Pakistan’s lower house of parliament on Sunday voted in favour of removing Prime Minister Imran Khan from office, following a nearly 14-hour standoff between the opposition and Khan’s ruling party that started on Saturday morning.
Opposition parties were able to secure 174 votes in the 342-member house in support of the no-confidence motion, the house speaker said, making it a majority vote. There were just a few legislators of Khan’s ruling party present for the process.
The vote means Khan will no longer hold office and the country’s lower house will now elect a new prime minister and government.
The combined opposition that spans the political spectrum from the left to the religious will form the new government, with the head of one of the largest parties, the Pakistani Muslim League-Nawaz, taking over as prime minister.
Anticipating his loss, Khan, who charged that the opposition colluded with the United States to unseat him, on Friday called on his supporters to stage rallies nationwide on Sunday. In an impassioned speech, Khan doubled down on his accusations that his opponents colluded with the US to unseat him over his foreign policy choices, which often seemed to favour China and Russia.

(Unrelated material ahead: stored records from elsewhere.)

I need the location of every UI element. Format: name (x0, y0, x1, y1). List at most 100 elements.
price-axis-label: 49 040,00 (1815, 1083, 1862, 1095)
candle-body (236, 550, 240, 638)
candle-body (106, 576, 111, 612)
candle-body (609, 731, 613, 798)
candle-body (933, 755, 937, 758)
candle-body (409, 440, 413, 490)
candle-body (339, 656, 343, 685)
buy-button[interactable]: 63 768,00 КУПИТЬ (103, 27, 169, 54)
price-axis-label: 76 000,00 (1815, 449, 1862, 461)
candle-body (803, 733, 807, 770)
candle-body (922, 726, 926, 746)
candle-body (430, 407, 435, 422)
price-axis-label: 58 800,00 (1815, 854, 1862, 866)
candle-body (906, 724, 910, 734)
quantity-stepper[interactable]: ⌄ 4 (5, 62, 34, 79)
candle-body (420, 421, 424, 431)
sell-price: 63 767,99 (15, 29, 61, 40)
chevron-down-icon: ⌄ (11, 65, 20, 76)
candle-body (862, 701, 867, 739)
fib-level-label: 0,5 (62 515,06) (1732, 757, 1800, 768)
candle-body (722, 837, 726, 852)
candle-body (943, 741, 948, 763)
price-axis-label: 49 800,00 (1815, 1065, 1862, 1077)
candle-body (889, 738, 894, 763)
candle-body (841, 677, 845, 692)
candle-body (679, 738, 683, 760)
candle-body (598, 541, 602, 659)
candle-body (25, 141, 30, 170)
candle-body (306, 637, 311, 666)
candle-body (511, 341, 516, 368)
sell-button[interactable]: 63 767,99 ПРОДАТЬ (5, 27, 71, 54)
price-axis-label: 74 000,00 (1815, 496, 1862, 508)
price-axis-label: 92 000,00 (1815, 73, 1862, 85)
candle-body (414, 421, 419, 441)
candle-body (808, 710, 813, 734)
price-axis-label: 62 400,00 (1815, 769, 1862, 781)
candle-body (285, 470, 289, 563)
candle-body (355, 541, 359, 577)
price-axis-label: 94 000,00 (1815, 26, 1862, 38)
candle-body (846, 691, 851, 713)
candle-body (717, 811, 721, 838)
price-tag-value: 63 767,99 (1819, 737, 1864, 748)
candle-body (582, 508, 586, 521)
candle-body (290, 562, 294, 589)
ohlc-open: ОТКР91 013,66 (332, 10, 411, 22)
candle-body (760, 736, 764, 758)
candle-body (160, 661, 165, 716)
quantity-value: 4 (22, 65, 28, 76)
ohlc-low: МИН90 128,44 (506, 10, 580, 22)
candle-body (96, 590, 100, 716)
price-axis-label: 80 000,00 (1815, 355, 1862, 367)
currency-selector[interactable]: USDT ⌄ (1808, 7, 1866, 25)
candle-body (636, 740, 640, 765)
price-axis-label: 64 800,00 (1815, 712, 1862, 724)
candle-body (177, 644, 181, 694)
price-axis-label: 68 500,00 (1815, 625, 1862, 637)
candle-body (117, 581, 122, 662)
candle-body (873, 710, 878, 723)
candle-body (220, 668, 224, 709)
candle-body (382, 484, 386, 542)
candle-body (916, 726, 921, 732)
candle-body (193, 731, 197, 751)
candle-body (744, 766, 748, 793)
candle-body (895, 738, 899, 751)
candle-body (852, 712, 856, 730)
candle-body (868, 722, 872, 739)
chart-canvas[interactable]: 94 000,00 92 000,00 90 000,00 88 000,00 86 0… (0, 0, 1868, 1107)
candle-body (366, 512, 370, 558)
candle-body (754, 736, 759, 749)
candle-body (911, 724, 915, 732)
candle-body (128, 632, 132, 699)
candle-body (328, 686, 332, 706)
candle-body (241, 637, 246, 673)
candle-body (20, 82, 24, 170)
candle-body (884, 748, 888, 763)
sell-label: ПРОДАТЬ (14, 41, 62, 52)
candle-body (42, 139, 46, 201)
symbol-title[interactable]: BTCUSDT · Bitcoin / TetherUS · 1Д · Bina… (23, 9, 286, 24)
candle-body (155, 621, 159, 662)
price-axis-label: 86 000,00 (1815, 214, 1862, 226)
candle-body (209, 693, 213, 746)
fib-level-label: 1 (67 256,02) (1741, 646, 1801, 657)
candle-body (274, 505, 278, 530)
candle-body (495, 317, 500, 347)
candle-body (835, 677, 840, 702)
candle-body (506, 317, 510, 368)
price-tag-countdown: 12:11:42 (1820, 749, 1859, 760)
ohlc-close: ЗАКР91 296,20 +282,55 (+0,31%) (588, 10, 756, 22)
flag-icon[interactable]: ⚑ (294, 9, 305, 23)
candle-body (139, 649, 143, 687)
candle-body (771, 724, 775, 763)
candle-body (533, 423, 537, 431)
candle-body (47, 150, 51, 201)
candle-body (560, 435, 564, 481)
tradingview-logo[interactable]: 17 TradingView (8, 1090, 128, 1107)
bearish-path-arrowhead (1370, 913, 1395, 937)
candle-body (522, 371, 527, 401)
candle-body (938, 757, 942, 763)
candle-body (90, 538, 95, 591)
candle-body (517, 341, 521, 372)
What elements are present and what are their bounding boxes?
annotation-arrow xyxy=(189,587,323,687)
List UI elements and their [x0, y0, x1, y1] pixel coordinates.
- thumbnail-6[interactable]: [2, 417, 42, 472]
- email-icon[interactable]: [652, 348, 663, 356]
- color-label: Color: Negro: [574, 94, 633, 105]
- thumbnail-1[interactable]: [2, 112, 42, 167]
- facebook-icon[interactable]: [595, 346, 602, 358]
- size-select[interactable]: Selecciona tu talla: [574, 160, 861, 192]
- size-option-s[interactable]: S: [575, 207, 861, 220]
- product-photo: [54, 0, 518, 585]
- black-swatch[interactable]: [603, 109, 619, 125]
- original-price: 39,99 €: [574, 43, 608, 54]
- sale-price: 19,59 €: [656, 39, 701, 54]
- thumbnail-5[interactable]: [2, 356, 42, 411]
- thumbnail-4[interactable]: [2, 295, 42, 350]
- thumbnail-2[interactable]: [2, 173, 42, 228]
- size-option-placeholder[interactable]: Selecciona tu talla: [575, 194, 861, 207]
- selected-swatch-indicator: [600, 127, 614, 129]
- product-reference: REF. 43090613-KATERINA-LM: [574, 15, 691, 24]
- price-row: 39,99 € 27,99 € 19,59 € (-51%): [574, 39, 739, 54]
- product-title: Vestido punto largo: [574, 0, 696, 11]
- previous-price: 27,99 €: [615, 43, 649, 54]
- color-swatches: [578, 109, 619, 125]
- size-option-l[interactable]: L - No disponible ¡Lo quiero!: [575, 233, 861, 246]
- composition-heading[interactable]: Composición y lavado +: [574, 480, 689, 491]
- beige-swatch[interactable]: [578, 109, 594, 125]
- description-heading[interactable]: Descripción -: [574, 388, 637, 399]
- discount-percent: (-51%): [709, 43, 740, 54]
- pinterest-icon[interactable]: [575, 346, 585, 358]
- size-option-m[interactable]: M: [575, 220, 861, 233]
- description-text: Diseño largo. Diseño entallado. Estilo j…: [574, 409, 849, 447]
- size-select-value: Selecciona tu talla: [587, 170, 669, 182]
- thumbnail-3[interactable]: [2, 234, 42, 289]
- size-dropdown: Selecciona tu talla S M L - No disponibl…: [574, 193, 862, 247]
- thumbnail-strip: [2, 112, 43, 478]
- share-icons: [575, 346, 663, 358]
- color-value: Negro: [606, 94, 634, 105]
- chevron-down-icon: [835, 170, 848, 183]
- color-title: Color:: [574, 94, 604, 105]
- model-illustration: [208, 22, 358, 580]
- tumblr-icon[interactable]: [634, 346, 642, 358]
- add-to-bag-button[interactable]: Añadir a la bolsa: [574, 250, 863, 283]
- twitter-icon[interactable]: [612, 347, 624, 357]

Khan said Washington opposed his February 24 meeting with Russian President Vladimir Putin in the Kremlin hours after tanks rolled into Ukraine.
Khan’s options are limited and should he see a big turnout in his support in today’s protests, he may try to keep the momentum as a way to pressure parliament to hold early elections. Khan earlier had tried to sidestep the vote by dissolving parliament and calling early elections but a Supreme Court ruling ordered the vote to go ahead. In a brief exchange in parliament on Saturday morning, opposition leader Shahbaz Sharif warned against delays. Sharif is a likely candidate for the prime minister post. The opposition introduced the motion last month, accusing the prime minister of economic mismanagement that has driven up prices and interest rates. Khan’s Foreign Minister Shah Mahmood Qureshi, meanwhile, demanded an investigation into ruling party allegations that the no-confidence vote was a ploy by the opposition and America to unseat Khan, who was not present.